In 1990, each state had its own league, but economies of scale and the growing need for greater lobbying efforts and more sophisticated services have caused the merger of multiple organizations. Today, there are just 32 state leagues and eight combined leagues, each serving multiple states. As service orientation declined, so did income sources for state-level groups, which helped speed up the merger process – something Crear believed was necessary.
“League downsizing gave the surviving organizations the rifle focus that they needed and the capability of serving their credit unions with the resources they still had,” Crear said.
In 1990, CUNA also was being buffeted by the winds of change and adopted a stronger advocacy stance, according to Bill Hampel, chief policy officer for CUNA. In fact, the organization itself began to change.
“The year 1990 saw the end of the old structure for CUNA,” said Hampel, who has been with the trade group since 1978. “The CUNA board itself had 350 members then, with an executive committee of 35 members that tended to act as the board. The annual meeting looked a lot like a political convention.”
By the mid-1990s, and in response to concerns raised by larger credit unions that state-level leagues restricted free access to the national trade group, the nature and structure of CUNA began to evolve. Continuing consolidation in the number of credit unions themselves also fueled the dialogue of change.
“By 1990, credit union consolidation had come a long way,” Hampel said. “That year we had 14,500 credit unions serving 62 million members. The number of institutions was down from its peak in 1970 of 23,700 that at the time served only 23 million members.”
Currently, 6,206 federally insured credit unions serve 100 million members, according to data released by the NCUA.
The loss in the number of institutions and the continued growth of sophistication in those remaining changed the nature of CUNA as an organization, Hampel said. In 1990, CUNA still had CUNA Mortgage, which served as a mortgage banker for credit unions, and CUNA Card Services, which provided credit card processing services. At the time, those organizations employed more staff than the trade association itself, and both have ceased to exist as the marketplace continued to change.
“What we're doing better now is what we should have been concentrating on all along, which is advocacy,” Hampel said. “In Washington today, that has become an incredibly onerous and difficult task.”

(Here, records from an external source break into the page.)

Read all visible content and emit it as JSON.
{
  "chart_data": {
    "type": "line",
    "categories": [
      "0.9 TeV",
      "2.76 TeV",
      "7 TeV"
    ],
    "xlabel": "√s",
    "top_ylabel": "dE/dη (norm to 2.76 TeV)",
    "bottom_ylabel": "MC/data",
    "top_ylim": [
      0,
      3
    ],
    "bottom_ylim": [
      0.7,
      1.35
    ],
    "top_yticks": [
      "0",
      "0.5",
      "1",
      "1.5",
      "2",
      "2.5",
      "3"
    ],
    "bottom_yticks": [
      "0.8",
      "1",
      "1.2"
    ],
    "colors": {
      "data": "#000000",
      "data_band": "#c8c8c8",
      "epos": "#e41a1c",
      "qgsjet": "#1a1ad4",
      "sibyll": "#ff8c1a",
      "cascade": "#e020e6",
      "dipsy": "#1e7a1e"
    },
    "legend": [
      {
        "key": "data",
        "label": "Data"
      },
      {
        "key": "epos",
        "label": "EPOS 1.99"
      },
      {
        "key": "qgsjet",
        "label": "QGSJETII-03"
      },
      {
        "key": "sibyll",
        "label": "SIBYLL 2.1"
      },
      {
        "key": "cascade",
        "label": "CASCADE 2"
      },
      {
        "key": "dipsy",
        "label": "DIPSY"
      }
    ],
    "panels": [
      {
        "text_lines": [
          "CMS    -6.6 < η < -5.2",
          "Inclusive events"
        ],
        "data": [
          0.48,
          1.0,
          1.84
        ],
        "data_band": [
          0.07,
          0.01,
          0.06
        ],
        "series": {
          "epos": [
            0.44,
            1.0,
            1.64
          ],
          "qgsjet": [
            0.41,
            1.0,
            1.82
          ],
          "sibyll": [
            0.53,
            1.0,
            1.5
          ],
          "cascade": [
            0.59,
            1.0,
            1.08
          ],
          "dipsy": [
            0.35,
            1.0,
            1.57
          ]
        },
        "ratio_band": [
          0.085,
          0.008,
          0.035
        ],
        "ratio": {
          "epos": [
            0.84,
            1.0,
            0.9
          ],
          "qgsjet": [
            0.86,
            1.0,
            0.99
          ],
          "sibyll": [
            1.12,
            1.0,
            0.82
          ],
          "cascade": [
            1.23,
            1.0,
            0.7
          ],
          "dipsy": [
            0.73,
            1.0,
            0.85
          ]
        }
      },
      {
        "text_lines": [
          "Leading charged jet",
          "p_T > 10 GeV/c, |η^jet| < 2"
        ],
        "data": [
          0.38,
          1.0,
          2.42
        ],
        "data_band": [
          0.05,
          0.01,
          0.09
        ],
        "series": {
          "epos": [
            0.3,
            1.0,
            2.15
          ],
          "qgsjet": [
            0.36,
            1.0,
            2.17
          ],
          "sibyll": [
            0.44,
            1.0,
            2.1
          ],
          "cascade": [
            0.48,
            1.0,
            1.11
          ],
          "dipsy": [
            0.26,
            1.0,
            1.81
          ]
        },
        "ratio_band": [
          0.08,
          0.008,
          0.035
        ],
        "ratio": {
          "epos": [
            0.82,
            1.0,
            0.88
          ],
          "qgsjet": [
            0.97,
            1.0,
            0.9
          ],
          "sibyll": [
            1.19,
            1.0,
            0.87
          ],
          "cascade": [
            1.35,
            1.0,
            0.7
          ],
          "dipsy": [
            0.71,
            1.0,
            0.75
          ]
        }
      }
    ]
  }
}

Despite their relative lack of culpability, credit unions are still caught in retribution and restitution for the Great Recession of 2008, Hampel explained. Subsequent laws and their enforcement have taken a greater toll on credit unions than at any time in recent history, and CUNA stepped up to the plate, he added.

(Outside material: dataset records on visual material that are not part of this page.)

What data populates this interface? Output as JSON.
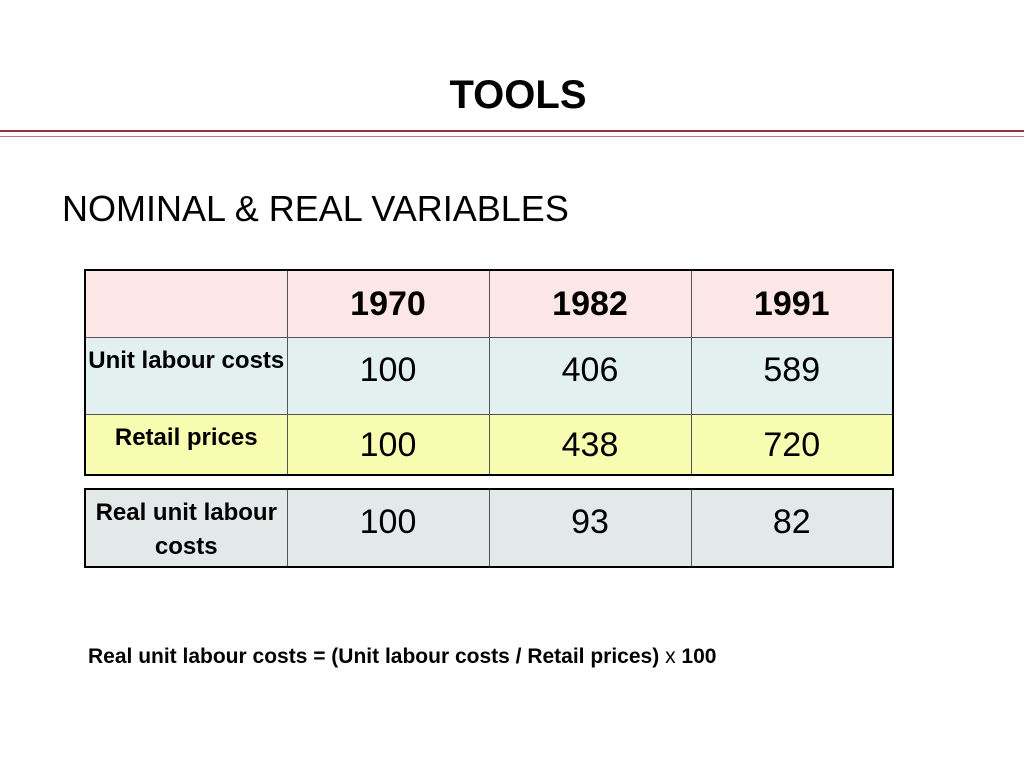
{
  "slide": {
    "title": "TOOLS",
    "subtitle": "NOMINAL & REAL VARIABLES"
  },
  "table": {
    "header": [
      "",
      "1970",
      "1982",
      "1991"
    ],
    "rows": [
      {
        "label": "Unit labour costs",
        "values": [
          "100",
          "406",
          "589"
        ]
      },
      {
        "label": "Retail prices",
        "values": [
          "100",
          "438",
          "720"
        ]
      }
    ]
  },
  "real_table": {
    "rows": [
      {
        "label": "Real unit labour costs",
        "values": [
          "100",
          "93",
          "82"
        ]
      }
    ]
  },
  "formula": {
    "left": "Real unit labour costs = (Unit labour costs / Retail prices)",
    "operator": "x",
    "right": "100"
  },
  "colors": {
    "accent_rule": "#993344",
    "header_bg": "#fde6e6",
    "ulc_bg": "#e2f0f0",
    "rp_bg": "#f8fcb0",
    "real_bg": "#e3e8e9"
  }
}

“We believe Dodd-Frank would have been a lot more painful for credit unions had we not been there to soften it,” Hampel said.
During that same period, CUNA's locus of influence moved east from Madison, Wis., to Washington in support of its greater commitment to advocacy. Whether that involved an official change of headquarters is still unknown, according to Crear.
Advocacy has always been at the heart of NAFCU, and over the past 25 years that hasn't changed, according to NAFCU President/CEO Dan Berger. (Pictured left, NAFCU's surviving officers gather together in 1990. From left to right: Bill Richards, Mack Rogers, B. David Goble, Frank Wielga, John Hutchinson, Robert Hess, John Stanton and H.C. (Hank) Klein.)
The association continues to focus on advocacy, education and compliance assistance as its primary missions.
“NAFCU has always focused on federal issues,” Berger, who joined the association in 2006, said. “That's the way it was in 1990 and that's the way it is today.”
One of the greatest changes to the organization occurred just last month when NAFCU opened its membership, formerly restricted to federally chartered credit unions, to state chartered, federally insured credit unions. The move was a logical step for NAFCU, Berger told attendees at the trade association's annual conference in Montreal on June 23.